China's endeavors to expedite technological advancement and cultivate new quality productive forces will encourage its centrally administered State-owned enterprises to deploy more resources toward developing strategic emerging industries, said senior SOE executives.

Strategic emerging industries in China encompass sectors focusing on energy-saving and environmental protection, next-generation information technology, biotechnology, high-end equipment manufacturing, new energy, advanced materials and new energy vehicles, according to information released by the State-owned Assets Supervision and Administration Commission of the State Council.

Under the government plan, central SOE revenue derived from strategic emerging industries is expected to account for 35 percent of their total revenue by 2025.

Central SOEs, including train manufacturer CRRC Corp, energy giant China Petrochemical Corp (Sinopec) and shipbuilder China State Shipbuilding Corp, are quickening efforts to develop new growth engines in the areas of strategic emerging industries.

In Beijing last week, to boost its revenue, the Beijing-headquartered CRRC unveiled seven new energy locomotives to offer the world new solutions for green, low-carbon development in rail transport. This marked a notable step forward in green transition efforts in both domestic and global markets.

Lin Cunzeng, CRRC's vice-president, said the development of this series of new energy locomotives is a concrete step to promote the renewal and iteration of outdated domestic equipment, advance the green and low-carbon transformation of rail transit equipment, achieve self-reliance and self-improvement in technological innovation.

"They will contribute to the high-quality growth of the Belt and Road Initiative and enrich China's export content," said Lin.

These new locomotives, he said, will drive the demand for diverse new energy products like power batteries and hydrogen energy power packs.
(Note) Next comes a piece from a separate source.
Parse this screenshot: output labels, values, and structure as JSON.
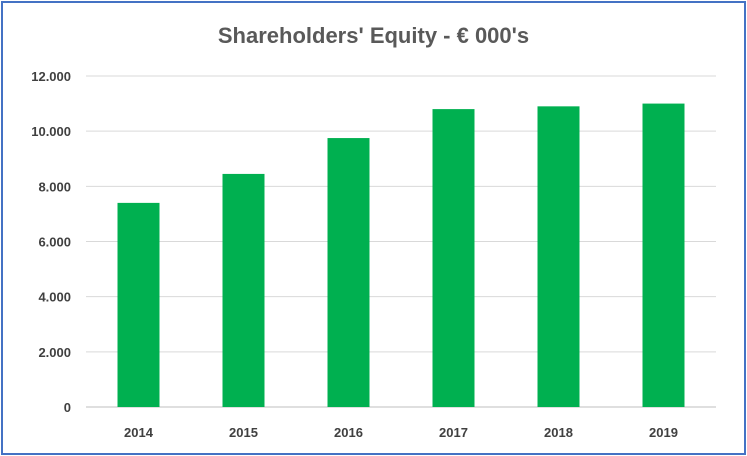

They will thus stimulate the development of upstream industries like basic materials and core components, fostering new drivers of economic growth.

Apart from conducting petroleum and natural gas exploration, production, storage and transportation businesses, Sinopec has accelerated the development of the hydrogen energy industry, to seek new growth points in strategic emerging industries.
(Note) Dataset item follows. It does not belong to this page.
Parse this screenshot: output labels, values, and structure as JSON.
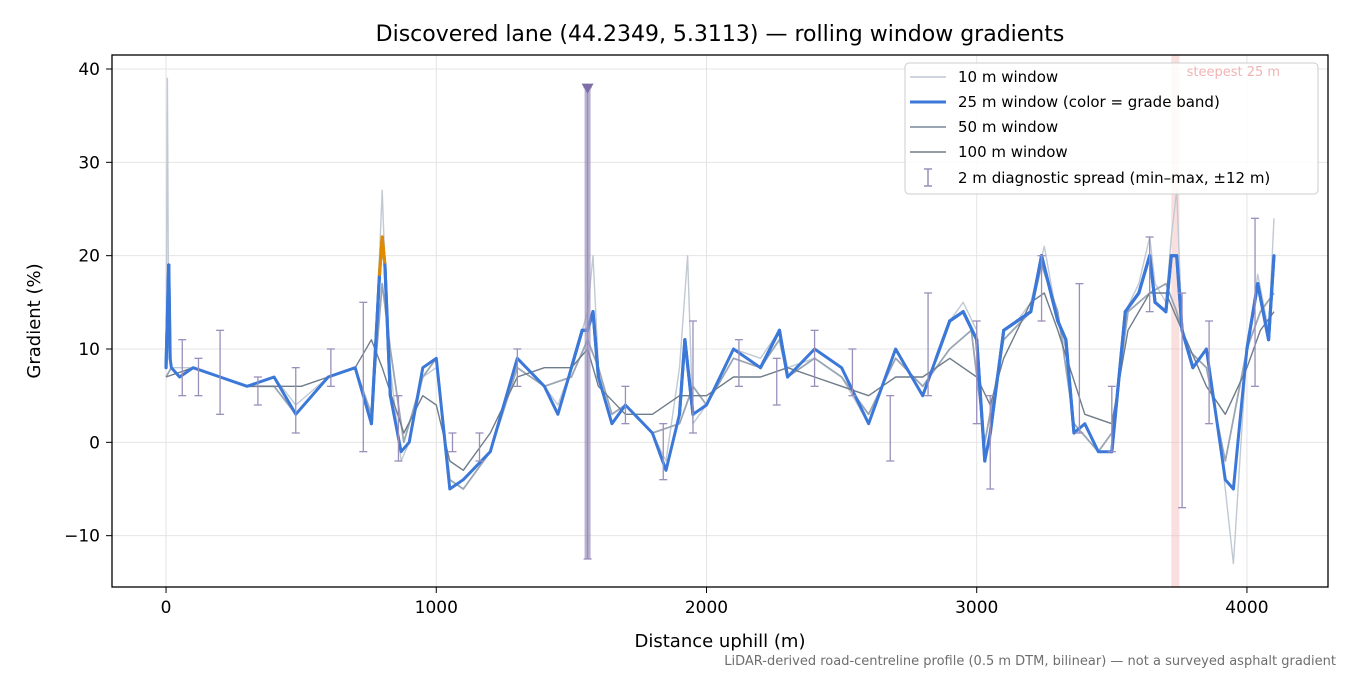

It had built 11 hydrogen supply centers and 128 hydrogen refueling stations across the country by the end of June, according to information released by Sinopec.

Central SOEs have strong technological reserves, a robust talent pool and substantial financial strength, giving them a certain comparative advantage. This is particularly evident in key areas that require significant investment and have long return cycles, said Liu Xingguo, a senior researcher from the China Enterprise Confederation in Beijing.

Central SOEs' investment in strategic emerging industries totaled 2.18 trillion yuan ($300 billion) in 2023, up 32 percent year-on-year, statistics from the SASAC showed.

Exporting high-end industrial products like liquefied natural gas carriers and energy storage equipment, along with embracing digital transformation and implementing green renovations, have become new growth directions for central SOEs, said Liu.

For example, Shanghai Waigaoqiao Shipbuilding Co Ltd, a subsidiary of Shanghai-headquartered China State Shipbuilding Corp, will deliver four containerships, each with a capacity of 11,000 TEUs (twenty-foot equivalent units) to X-Press Feeders, a Singapore-headquartered container shipping group, said the company in a statement in late May.

The State-owned shipbuilder said that these custom-made vessels will be equipped with an additional methanol fuel power system for future adaptation.

The foreign trade value of Chinese SOEs was worth 2.79 trillion yuan in the first five months, up 1.9 percent year-on-year, accounting for almost 16 percent of China's total foreign trade value, data from the General Administration of Customs showed.